Ali: Sehr viel! Als ich den Roman geschrieben habe, hat der Faschismus im Irak ein nationalistisches Gesicht gehabt. Aber danach kamen die Islamist*innen, kamen Al Kaida, ISIS und all die anderen extremistischen Islamist*innen. Vorher war das eigentlich nicht vorhersehrbar. Man konnte nicht wissen wie stark die Islamist*innen sind. All diese angesprochenen Konflikte haben eine hoffnungslose Generation erzeugt. Und diese hoffnungslose Generaton fand in diesem Extremismus ein bisschen Trost. Die Gewalt ist eigentlich überall im Orient, die Gewalt ist in der Familie, in der Schule und überall im politischen Bereich: Gewalt gegen die Frauen, gegen die Kinder, gegen die Natur, gegen die Tiere. Aber warum ist die Gewalt so präsent? Wir haben keinen Dialog zwischen Machthabern und Machtlosen, zwischen Starken und Schwachen, zwischen Unterdrückten und Unterdrückern. Die benötigte Sprache für Kommunikation ist nicht da.
Gülgün-Mayr: Sie haben sich bei Ihrer Schreibform für den magischen Realismus entschieden, das ist eine Form bei der man die Realität mit Mystik und Magie koppelt.
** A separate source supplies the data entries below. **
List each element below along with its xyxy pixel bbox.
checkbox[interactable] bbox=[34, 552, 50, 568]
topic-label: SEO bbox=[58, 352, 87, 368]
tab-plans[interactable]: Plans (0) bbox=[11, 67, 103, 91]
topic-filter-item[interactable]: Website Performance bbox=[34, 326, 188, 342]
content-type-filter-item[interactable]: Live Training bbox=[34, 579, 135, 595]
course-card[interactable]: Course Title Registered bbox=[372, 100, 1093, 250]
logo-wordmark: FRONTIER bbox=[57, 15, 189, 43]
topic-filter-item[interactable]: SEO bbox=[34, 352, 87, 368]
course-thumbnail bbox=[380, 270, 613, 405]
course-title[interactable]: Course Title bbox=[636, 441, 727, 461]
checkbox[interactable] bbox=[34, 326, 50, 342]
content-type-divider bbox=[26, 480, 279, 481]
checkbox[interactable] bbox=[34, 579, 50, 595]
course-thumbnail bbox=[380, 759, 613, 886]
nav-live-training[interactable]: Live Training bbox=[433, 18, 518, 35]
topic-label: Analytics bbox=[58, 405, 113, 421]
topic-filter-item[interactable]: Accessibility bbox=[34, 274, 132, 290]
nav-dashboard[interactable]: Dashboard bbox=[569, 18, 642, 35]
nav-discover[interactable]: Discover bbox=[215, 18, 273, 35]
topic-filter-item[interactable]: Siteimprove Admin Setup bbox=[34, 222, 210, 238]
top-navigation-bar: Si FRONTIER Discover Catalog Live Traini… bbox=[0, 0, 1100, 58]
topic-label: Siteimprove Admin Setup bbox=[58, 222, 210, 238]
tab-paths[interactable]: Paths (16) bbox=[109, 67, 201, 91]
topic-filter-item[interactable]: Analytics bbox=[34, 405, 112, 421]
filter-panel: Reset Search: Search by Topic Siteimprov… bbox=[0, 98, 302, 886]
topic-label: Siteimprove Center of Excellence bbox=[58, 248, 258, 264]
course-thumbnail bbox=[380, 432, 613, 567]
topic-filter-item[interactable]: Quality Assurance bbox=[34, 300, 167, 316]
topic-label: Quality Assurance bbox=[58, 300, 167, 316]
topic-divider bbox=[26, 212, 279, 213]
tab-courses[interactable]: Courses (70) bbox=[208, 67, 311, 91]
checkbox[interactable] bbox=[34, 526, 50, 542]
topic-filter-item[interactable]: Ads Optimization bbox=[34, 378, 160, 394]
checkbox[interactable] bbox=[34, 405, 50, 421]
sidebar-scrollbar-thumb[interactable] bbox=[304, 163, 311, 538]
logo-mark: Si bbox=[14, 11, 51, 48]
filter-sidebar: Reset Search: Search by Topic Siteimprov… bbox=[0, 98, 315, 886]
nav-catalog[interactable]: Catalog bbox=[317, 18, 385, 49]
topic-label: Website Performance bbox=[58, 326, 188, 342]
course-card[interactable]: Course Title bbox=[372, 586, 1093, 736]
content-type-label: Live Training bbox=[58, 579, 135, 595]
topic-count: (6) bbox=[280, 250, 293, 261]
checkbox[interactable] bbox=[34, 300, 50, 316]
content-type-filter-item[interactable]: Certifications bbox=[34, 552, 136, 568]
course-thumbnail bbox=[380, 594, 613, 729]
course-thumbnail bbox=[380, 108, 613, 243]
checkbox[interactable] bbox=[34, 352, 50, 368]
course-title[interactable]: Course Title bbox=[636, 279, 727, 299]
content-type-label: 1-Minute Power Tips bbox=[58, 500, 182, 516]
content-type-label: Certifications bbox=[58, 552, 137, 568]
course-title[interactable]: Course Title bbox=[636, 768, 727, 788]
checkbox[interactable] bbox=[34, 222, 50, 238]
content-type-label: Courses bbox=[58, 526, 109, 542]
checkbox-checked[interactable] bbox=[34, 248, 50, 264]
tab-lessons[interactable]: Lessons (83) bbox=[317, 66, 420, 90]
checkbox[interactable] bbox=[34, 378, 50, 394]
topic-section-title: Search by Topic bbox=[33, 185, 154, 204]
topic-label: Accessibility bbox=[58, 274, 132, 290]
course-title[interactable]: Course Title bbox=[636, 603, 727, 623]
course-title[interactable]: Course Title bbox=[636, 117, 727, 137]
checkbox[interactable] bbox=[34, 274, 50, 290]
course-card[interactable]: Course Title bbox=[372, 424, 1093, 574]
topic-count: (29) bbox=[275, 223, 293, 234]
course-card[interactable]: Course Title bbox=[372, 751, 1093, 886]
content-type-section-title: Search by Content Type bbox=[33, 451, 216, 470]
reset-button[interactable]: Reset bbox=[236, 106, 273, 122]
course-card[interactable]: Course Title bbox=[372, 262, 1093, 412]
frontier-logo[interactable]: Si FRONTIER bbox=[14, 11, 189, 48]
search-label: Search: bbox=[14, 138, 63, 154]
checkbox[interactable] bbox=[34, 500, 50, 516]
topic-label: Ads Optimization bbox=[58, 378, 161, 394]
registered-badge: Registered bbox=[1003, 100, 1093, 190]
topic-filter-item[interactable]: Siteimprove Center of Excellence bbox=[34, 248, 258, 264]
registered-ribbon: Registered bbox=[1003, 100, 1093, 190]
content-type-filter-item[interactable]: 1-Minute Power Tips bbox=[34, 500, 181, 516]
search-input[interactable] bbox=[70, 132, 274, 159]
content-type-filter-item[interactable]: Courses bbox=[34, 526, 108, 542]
Ist das für Sie eine Strategie im Umgang mit ihrem Herkunftsland?
Ali: Als ein Autor aus dem Orient habe ich immer in einer Welt voller Paradoxe gelebt. Daher versuche ich über die absurde Seite des Lebens, über die unlogische Seite der Gesellschaft zu schreiben. Der Orient ist voller Paradoxe, z.B. verwenden die Menschen die neueste Technik, aber sie denken immer noch wie vor hundert Jahren. Oder: Man redet sehr viel über Demokratie und Menschenrechte, aber sogar die Wahlen sind dafür da, mehr Diktatoren zu produzieren. (...) In einer solchen Gesellschaft kann man nicht wie ein europäischer Autor schreiben.
Perwanas Abend
Die Originalausgabe von Perwanas Abend erschien im Irak bereits 1998. Wobei der Roman uns in die Zeit der Diktatur Saddam Husseins versetzt. Er beschreibt die irakische Gesellschaft als äußerst gewalttätig und patriachal, auch die kurdisch-irakische Gesellschaft macht da keine Ausnahme.
Rund um die Lesung haben die beiden kurdischen Musiker*innen Sakîna Teyna und Salah Ammo ein musikalisches Intermezzo angestimmt. Sakîna Teyna kam aus Varto, dem Norden der Türkei, Salah Ammo aus Rojava in Syrien nach Wien. Beide sind heute aus dem Musikleben der Stadt nicht mehr wegzudenken. Ab und an treffen sie sich privat oder bei Festen und singen ihre Lieder.
Bachtyar Ali: Perwanas Abend (Roman), Aus dem Kurdischen (Sorani) von Ute Cantera-Lang und Rawezh Salim, Unionsverlag 2019.